This morning I stepped on the scale and saw 160lbs. Although I was hoping for 159lbs it wasn’t in the card or my scale is a LIAR! Which is what I like to think. lol. I started at 183lbs and now I’m 160lbs for a total of 23 pounds!! 3lbs more than I planned.
Sunday will be my 34th birthday, which is something I had not considered prior to hiring you. What makes me smile is that I was present enough to listen to my inner wisdom about getting help where I needed it and as a result I have given myself the best birthday gift I have ever received. That is the gift of health and understanding. I feel humbled by the amount of knowledge I have gained about my body and I know without you’re help I wouldn’t have been as successful as I have been.
When I began I was clear about wanting to develop health habits that would allow me to enjoy live and be in social situations and continue to make the best choices for my body and my health.
The last time I lost a significant amount of weight I was dating my trainer and also not working very much, and when I think back to that time it was very easy to loose weight because I lived with the person who said, “don’t eat that,” or “do this work out,” and when you have 3 hrs a day to be in a gym its a no brainer.

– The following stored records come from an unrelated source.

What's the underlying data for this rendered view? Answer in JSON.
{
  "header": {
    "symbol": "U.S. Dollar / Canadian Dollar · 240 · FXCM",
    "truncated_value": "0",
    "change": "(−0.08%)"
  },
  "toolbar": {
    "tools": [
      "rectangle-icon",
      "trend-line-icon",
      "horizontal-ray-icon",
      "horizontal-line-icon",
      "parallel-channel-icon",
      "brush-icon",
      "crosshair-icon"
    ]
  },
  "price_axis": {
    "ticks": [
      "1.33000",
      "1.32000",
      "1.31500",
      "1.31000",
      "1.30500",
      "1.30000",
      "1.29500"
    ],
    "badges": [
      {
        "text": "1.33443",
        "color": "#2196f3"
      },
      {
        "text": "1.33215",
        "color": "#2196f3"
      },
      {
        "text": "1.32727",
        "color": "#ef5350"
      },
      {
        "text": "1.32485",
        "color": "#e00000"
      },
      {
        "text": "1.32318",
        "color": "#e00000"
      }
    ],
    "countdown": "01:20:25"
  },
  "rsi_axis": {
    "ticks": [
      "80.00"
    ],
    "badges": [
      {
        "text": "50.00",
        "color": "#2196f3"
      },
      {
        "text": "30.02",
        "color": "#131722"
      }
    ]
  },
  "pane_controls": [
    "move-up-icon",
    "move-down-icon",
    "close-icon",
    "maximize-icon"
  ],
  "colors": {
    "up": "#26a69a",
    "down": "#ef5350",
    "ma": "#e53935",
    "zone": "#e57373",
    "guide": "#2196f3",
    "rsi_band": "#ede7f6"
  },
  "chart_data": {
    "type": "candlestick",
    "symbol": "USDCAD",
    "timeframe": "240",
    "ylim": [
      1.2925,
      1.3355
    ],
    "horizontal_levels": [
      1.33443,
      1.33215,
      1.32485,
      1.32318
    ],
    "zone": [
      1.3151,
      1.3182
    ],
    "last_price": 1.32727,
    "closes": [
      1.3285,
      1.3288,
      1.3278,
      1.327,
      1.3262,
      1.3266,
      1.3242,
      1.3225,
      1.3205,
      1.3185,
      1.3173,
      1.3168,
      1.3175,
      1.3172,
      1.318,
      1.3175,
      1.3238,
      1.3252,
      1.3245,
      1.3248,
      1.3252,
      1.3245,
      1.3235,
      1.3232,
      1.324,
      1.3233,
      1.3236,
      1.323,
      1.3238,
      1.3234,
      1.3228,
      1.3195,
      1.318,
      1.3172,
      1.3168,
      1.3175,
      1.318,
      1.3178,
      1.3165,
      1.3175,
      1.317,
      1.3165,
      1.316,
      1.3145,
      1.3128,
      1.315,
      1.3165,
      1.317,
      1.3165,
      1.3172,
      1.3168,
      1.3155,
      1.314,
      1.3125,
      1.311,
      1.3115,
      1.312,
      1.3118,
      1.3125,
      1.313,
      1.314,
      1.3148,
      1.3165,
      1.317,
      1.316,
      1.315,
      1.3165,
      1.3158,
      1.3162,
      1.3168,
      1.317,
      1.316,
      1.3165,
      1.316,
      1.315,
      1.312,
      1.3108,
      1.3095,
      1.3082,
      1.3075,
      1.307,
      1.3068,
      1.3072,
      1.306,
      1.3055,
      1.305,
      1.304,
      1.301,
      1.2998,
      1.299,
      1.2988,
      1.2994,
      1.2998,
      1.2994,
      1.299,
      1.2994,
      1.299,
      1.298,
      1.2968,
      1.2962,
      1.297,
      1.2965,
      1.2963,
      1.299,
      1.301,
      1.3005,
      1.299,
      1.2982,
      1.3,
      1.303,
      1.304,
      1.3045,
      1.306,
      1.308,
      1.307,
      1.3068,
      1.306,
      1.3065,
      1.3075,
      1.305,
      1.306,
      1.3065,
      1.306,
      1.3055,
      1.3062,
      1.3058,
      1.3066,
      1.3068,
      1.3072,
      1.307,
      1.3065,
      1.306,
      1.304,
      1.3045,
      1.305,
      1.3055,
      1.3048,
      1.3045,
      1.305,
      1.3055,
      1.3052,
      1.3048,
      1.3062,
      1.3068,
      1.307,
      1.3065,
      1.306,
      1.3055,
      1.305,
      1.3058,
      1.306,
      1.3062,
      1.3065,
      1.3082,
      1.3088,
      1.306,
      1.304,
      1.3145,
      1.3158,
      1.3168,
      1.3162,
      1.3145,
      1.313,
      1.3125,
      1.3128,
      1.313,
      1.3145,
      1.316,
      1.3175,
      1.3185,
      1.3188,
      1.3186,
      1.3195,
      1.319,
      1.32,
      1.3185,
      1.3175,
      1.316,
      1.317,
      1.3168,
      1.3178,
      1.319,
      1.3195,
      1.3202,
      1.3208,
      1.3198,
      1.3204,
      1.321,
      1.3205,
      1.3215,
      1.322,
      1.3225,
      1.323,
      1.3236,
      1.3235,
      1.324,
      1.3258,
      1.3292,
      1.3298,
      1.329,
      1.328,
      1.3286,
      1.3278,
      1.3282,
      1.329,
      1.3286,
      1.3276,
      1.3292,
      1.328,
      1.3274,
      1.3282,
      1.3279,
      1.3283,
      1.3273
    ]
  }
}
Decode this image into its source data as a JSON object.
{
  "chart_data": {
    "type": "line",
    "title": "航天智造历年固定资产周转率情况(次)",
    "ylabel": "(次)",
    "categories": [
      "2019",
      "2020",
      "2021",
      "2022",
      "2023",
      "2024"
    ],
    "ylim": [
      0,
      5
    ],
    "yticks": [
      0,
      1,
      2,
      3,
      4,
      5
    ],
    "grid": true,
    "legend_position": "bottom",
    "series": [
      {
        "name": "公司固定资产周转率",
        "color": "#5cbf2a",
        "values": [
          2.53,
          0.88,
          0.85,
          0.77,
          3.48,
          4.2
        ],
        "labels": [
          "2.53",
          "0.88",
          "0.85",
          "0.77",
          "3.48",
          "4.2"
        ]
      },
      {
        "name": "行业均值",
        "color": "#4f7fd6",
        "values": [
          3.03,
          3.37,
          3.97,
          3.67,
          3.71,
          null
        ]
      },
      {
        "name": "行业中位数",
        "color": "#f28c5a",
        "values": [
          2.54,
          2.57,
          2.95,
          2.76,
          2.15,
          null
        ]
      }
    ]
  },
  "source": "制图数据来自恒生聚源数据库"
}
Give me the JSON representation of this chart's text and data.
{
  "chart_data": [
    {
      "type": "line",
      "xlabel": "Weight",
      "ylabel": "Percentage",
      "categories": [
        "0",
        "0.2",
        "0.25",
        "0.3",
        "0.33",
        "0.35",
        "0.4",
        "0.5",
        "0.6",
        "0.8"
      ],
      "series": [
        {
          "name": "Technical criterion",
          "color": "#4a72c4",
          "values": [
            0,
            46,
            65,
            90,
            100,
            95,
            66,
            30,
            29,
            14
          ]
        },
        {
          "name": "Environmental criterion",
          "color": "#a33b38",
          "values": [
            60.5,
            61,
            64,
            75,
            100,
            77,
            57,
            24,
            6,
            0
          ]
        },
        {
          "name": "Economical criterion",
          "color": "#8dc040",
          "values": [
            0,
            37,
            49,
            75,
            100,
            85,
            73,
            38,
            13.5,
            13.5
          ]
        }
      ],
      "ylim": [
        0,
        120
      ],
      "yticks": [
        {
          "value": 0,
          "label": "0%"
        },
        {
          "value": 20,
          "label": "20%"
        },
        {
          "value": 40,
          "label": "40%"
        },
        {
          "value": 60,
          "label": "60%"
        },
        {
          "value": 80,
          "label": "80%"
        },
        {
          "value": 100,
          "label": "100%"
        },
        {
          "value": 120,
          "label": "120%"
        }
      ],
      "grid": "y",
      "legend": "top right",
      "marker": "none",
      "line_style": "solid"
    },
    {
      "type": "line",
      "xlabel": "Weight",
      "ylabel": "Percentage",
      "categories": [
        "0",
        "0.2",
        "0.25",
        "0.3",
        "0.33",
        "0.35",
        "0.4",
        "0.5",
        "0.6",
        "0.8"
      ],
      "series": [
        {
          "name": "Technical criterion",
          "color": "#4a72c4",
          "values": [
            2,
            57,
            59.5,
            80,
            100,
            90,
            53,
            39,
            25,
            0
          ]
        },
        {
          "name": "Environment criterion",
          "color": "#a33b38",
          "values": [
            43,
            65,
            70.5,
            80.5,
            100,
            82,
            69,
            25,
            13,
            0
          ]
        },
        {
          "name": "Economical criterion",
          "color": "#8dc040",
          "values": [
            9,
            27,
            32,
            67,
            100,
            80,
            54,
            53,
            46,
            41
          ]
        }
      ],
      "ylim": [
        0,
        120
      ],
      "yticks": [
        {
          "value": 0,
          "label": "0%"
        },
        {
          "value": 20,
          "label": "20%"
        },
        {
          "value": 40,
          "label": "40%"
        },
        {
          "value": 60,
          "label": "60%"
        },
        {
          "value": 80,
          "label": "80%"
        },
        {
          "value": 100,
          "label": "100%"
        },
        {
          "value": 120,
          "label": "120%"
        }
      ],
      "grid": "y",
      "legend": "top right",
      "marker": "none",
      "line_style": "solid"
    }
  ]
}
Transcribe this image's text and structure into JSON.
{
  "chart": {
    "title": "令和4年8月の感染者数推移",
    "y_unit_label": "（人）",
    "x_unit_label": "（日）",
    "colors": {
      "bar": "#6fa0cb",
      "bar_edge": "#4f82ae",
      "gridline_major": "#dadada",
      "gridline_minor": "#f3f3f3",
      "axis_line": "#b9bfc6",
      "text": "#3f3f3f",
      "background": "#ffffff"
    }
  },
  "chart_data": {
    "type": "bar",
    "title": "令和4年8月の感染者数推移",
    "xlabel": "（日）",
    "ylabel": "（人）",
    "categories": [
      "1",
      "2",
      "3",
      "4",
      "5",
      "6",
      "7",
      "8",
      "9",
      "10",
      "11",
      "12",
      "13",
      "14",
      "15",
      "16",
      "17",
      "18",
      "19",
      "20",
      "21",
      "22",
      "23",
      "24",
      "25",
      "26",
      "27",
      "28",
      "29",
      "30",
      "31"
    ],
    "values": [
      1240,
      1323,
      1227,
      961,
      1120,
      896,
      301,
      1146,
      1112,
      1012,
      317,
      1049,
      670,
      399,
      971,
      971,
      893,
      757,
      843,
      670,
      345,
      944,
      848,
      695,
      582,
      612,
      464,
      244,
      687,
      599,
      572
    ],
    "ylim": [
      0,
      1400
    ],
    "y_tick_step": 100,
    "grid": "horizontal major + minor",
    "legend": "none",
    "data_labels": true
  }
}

But that wasn’t real life. It certainly wasn’t something I was able to keep up on my own, I felt powerless, as I watched my numbers climbed the scale back to the weight I was prior to that stage.
As a result, I felt hopeless and tried to ‘make peace’ with my big body that wasn’t actually a peaceful state for me to be in, and I wasn’t happy there, I didn’t really WANT to make peace with that state, I wanted to feel alive and frisky.
Working with you and having you as a support for questions was crucial for me. Especially since you are a woman and you understand what women go through during this process. I feel like when I have been heavier it was obvious I wasn’t being accountable to myself, I felt like there was something bigger than me and I wasn’t strong enough to do it for myself, but there is something special about the buddy system, just the though of “not letting someone else down” was enough for me in the beginning. Since I tend to be a people pleasure to a fault, this just worked out as an easy motivation in the beginning. What changed was when I noticed that I was actually making progress all by myself and most of what I was doing was paying attention to what I was feeding my body, noticing when I felt like eating and figuring out the difference between, ‘am I hungry because I need fuel? or am I hungry because I’m bored and this is the habit I’ve created as a result?”, Maybe I’m really just thirsty, I’ll take a big glass of water and wait 10 minutes and see how I feel. Often the water was missing element, I got to learn the difference between when my body felt hungry and when it needed water! That was paramount during this process. I have a new mantra, “when in doubt, water, water, water”.
I feel equipped with tools I didn’t have before. I feel happy and sexy and like I show the world who I really am. I feel my best foot is put forward and I’m also excited to have you as my ACE in my back pocket, for future use. So you haven’t heard the last of me!
I wanted to write this final check in email as a bit of a testimonial for you as well as a summary of my experience, please feel free to use this in whatever way serves you best.
I cant tell people enough great thing about you and your program and support, I also felt intimidated by you and all your fitness success, I wondered if you would ever take me on because I felt like such a lost cause, but I felt like you didn’t see me like that, I felt that you were always excited about what was possible, I felt that you saw the potential and you held me to a higher standard than I held myself and for me that was vital to my starting, continuing and completing these 12 wks.
Thank you for sharing yourself with all of us, thank you for standing on the podium (figuratively and literally you super star), and reaching down and back to help others come forward, the world is lucky to have you and those like you.